Manila's rubbish woes pile up to a crisis

Dump trucks are rolling to clear the roads of garbage after a dump is reopened, but the breakdown of a basic municipal service spells trouble

MANILA — On an eight-lane highway leading to the House of Representatives, mounds of rubbish packed in colourful plastic bags have been piling up since the start of the new year.

While they appear in cheerful shades of the rainbow — red, yellow, red, green, blue — the bulging bags of rubbish spilling along highways and streets reflect a metropolis caught in a garbage anarchy.

For the legislators who report daily to Congress in their air-conditioned cars, passing through the flanks of garbage is but an optical or traffic inconvenience.

But to ordinary people commuting to work in open jeepneys, the city’s main mode of public transportation, the stinking garbage poses a health hazard.

Already, the health department has warned of a possible epidemic outbreak.

In an emergency meeting on Friday night, Mr Estrada finally intervened in the garbage impasse and issued an order to Metro Manila officials to reopen the suburban San Mateo dump.

He also gave officials an ultimatum to clean up the metropolis within 10 days.

With the ultimatum, dump trucks started rolling down the streets before dawn yesterday to collect garbage that had accumulated on highways and along roadsides.

About 100 trucks loaded with garbage headed to the old dump, but hundreds of residents of the scenic mountain towns of Antipolo and San Mateo immediately put up roadblocks to prevent the trucks from dumping the tonnes of rubbish.

Mr Eleazar Casilag, a community leader, said residents would not allow the reopening of the dump.

In December 1998, thousands of residents also put up similar roadblocks to stop garbage dumping.

Metro Manila s 11 million residents generate 6,000 tonnes of garbage every day.

Only 4,000 tonnes are collected.
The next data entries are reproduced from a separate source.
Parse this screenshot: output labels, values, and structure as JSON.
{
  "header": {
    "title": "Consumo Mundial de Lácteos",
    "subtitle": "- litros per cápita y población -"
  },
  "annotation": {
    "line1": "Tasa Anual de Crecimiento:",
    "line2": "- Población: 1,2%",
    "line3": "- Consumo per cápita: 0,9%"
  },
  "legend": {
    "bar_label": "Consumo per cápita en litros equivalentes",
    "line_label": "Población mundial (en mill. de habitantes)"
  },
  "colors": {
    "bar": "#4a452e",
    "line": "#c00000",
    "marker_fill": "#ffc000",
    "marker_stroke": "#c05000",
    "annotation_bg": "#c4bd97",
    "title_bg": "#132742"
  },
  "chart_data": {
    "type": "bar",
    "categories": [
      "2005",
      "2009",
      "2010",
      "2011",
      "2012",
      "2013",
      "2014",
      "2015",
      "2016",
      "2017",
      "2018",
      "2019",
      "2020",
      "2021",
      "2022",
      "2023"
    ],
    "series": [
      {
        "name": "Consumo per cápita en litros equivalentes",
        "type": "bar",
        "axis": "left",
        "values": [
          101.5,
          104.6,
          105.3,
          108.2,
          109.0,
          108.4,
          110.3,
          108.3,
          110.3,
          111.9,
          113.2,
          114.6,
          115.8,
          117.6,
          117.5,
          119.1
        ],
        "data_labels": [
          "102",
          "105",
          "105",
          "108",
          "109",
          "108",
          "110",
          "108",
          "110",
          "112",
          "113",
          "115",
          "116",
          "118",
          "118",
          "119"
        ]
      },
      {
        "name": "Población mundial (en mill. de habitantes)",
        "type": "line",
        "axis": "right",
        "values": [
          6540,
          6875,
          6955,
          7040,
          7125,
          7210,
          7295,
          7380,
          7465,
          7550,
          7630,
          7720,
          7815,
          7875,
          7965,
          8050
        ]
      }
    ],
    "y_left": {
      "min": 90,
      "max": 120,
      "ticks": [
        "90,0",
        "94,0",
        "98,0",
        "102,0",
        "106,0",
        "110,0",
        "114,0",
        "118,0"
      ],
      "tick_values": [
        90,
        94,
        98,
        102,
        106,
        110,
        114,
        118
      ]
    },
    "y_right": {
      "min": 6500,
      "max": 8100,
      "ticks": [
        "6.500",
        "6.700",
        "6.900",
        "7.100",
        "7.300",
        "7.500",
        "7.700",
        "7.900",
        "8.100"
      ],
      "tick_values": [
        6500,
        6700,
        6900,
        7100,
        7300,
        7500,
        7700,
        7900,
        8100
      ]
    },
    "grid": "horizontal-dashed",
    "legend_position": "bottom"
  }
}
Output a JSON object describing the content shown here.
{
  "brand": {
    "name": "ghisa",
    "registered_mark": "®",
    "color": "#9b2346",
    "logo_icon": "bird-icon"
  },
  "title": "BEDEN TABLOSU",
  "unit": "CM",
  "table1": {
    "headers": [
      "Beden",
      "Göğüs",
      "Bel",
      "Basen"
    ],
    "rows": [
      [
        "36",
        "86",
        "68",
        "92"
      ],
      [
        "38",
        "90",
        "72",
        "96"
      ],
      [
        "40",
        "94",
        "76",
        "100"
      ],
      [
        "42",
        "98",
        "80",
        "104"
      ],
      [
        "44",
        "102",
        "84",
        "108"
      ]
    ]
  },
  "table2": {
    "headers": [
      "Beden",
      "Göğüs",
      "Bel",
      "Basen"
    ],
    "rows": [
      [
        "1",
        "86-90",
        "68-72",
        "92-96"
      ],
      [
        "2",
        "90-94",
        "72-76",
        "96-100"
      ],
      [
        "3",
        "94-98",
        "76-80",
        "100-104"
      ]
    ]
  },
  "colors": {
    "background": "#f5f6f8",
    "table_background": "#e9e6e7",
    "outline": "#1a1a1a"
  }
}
Undisciplined residents dump the rest into rivers and waterways.

Across the metropolis, mounds of garbage have remained uncollected after a local court halted garbage dumping on Semirara island in Central Philippines.

A portion of an abandoned coalmine on the island was developed late last year as a new sanitary landfill for garbage shipped in barges from Metro Manila starting Jan 1 this year.

The old dump in suburban San Mateo was closed last Dec 31.

Noted political analyst Amando Doronila said the garbage problem had reached crisis proportions "even more alarming than the crisis of confidence in President Joseph Estrada,

mainly because its effect is more immediate than the impeachment trial".

‘The growing garbage mountain is the symbol of the complete breakdown of a basic municipal service."

Presidential aide Robert Aventajado said Mr Estrada’s order to reopen the old San Mateo dumpsite was temporary and would last for about a month to give Manila time to prepare alternative dumpsites.

The President made the politically painful decision because he was worried about the health of Metro Manila residents, Mr Aventajado stressed.

Already, officials are considering eight provinces around Metro Manila as alternative dumpsites, but they admit it will take a minimum of eight months to prepare a permanent sanitary landfill.

Compounding the problem of finding an alternative dumpsite was the strong opposition of local officials running for re-election.

They fear losing in the mid-term elections set in May if they offer part of their provinces as dumpsites, Mr Aventajado said.